For the sponge electrode design the function of the sponge is to fix the conductive rubber away from the skin and contain the saline. The salinity is important (Dundas et al., 2007), and gel can be substituted for saline. When using a paste electrolyte the sponges may not be necessary but then extreme care must be taken to ensure the conductive rubber does not accidently push through and contact the skin. For HD designs, a holder fixes the distance between the Ag/AgCl electrode and the skin, and also holds the gel. The composition of the electrolyte (saline, gel, or paste) is important as it influence the uniformities of current flow through the skin as well as acting as a chemical (diffusion) buffer between changes at the surface of the metal/rubber and skin (Dundas et al., 2007; Kronberg and Bikson, 2012; Minhas et al., 2010). For both sponge-based Ag/AgCl electrodes the materials and shapes of electrode assembly are thus critical for burden (Minhas et al., 2010).
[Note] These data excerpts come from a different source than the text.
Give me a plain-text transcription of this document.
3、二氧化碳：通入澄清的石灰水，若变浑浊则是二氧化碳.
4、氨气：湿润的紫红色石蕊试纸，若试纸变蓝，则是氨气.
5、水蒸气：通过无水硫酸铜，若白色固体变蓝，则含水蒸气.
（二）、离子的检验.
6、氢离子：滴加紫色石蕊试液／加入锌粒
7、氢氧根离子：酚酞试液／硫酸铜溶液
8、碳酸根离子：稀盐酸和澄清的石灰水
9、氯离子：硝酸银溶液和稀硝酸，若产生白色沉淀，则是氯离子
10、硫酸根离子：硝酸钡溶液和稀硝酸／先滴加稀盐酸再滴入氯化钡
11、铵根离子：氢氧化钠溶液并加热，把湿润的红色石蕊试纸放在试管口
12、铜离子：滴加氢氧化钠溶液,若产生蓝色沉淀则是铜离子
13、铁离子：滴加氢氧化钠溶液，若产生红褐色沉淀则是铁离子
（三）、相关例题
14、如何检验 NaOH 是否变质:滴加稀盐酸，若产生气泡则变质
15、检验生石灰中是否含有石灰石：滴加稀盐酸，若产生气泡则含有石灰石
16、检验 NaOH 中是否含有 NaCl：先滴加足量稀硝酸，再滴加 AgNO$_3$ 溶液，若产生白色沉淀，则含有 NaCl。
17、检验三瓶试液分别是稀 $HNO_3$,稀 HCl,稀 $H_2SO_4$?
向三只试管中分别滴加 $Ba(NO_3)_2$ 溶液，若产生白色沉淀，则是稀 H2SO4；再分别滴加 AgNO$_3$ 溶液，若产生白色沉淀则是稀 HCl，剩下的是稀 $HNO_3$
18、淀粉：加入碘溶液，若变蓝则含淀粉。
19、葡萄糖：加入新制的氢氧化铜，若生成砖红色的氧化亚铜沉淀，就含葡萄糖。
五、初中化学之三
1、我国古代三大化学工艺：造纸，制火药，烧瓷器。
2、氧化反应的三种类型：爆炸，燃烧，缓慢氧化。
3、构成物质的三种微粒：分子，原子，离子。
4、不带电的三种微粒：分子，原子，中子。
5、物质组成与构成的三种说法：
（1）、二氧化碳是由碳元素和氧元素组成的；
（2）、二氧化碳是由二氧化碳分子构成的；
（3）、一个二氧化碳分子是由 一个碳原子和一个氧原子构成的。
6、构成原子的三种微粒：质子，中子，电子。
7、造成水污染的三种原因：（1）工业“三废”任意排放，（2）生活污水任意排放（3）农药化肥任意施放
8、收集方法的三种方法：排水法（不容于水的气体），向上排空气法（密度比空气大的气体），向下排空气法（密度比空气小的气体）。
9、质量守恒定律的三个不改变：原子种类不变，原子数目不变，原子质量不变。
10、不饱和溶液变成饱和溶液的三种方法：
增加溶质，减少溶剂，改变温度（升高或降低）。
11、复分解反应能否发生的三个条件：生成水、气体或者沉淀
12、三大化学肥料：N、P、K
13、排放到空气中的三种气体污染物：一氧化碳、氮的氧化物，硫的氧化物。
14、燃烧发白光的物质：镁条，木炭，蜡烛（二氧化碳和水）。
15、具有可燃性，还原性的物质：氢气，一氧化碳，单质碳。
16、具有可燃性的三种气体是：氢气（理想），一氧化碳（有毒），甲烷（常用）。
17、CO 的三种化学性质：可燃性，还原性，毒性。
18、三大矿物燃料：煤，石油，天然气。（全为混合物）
Equally important is adherence to established protocols for electrode preparation and application (Woods et al., 2016).

Recommendations: Use either sponge-like electrodes soaked in saline solution that contain an electrode pad made of conductive rubber (filled silicone), or Ag/AgCl electrodes with appropriate cream. Tap water is not recommended, and care should be taken, even when using saline solution in longer lasting experiments as increased contact resistance may also arise from drying of the sponges (Woods et al., 2016). In such cases an electrode gel or cream is a possible alternative. Abrading the skin (scalp) before electrode placement is not recommended (Loo et al., 2011).